1. Field of the Invention
The invention relates generally to the field of electronic circuits and more particularly to designs for SRAM memory cells that provide improved stability in comparison to conventional designs.
2. Related Art
Computer systems and other devices typically need to have means for storing information.
These means may include persistent storage devices for large amounts of data, as well as smaller memory systems for storing data that the computer or other device is currently using. The memory systems for storing currently used data include both read-only memory (ROM) and random access memory (RAM.)

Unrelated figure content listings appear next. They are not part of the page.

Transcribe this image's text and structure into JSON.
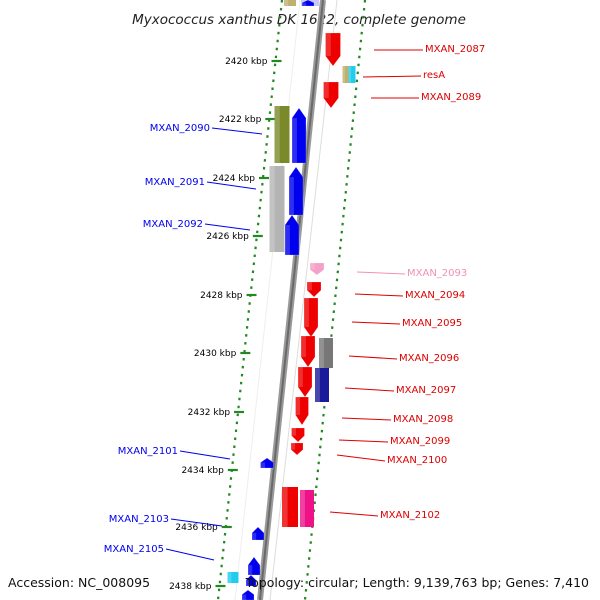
{
  "title": "Myxococcus xanthus DK 1622, complete genome",
  "footer": {
    "accession": "Accession: NC_008095",
    "topology": "Topology: circular; Length: 9,139,763 bp; Genes: 7,410"
  },
  "kbp_labels": [
    "2420 kbp",
    "2422 kbp",
    "2424 kbp",
    "2426 kbp",
    "2428 kbp",
    "2430 kbp",
    "2432 kbp",
    "2434 kbp",
    "2436 kbp",
    "2438 kbp"
  ],
  "genes_left": [
    {
      "name": "MXAN_2090",
      "color": "#0000ee"
    },
    {
      "name": "MXAN_2091",
      "color": "#0000ee"
    },
    {
      "name": "MXAN_2092",
      "color": "#0000ee"
    },
    {
      "name": "MXAN_2101",
      "color": "#0000ee"
    },
    {
      "name": "MXAN_2103",
      "color": "#0000ee"
    },
    {
      "name": "MXAN_2105",
      "color": "#0000ee"
    }
  ],
  "genes_right": [
    {
      "name": "MXAN_2087",
      "color": "#dd0000"
    },
    {
      "name": "resA",
      "color": "#dd0000"
    },
    {
      "name": "MXAN_2089",
      "color": "#dd0000"
    },
    {
      "name": "MXAN_2093",
      "color": "#f090b8"
    },
    {
      "name": "MXAN_2094",
      "color": "#dd0000"
    },
    {
      "name": "MXAN_2095",
      "color": "#dd0000"
    },
    {
      "name": "MXAN_2096",
      "color": "#dd0000"
    },
    {
      "name": "MXAN_2097",
      "color": "#dd0000"
    },
    {
      "name": "MXAN_2098",
      "color": "#dd0000"
    },
    {
      "name": "MXAN_2099",
      "color": "#dd0000"
    },
    {
      "name": "MXAN_2100",
      "color": "#dd0000"
    },
    {
      "name": "MXAN_2102",
      "color": "#dd0000"
    }
  ],
  "colors": {
    "forward": "#ee0000",
    "reverse": "#0000ee",
    "pseudo": "#f4a0c8",
    "magenta": "#ee1188",
    "olive": "#7a8a2a",
    "grey": "#b4b4b4",
    "darkgrey": "#777777",
    "cyan": "#22ccee",
    "tan": "#c0b070",
    "dots": "#228822",
    "axis": "#888888"
  }
}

RAM is typically used as the working memory of a device. RAM is used by devices to store data that needs to be accessible by a processor, and also needs to be modifiable. That is, the data can be changed. By contrast, data stored in a ROM cannot be modified, but can only be read. There is a great demand for RAM in computers and other electronic devices because the more RAM a device has, the more data can be readily accessible to the device's processor. For example, in a computer, the availability of more RAM enables the computer to execute more (or larger) software applications without having to swap data between RAM and a persistent storage device, such as a hard disc drive.
There are various different types of RAM. For example, dynamic RAM, or DRAM, has often been used in computers. The “dynamic” aspect of DRAM refers to the fact that DRAM memory cells need to be periodically refreshed in order to maintain the data which is stored in the cells. If the DRAM cells are not refreshed, the data will be lost. Static RAM, or SRAM, is another type of memory that is often used in computers. That “static” aspect of SRAM refers to the fact that SRAM cells do not have to be refreshed in the same manner as DRAM cells.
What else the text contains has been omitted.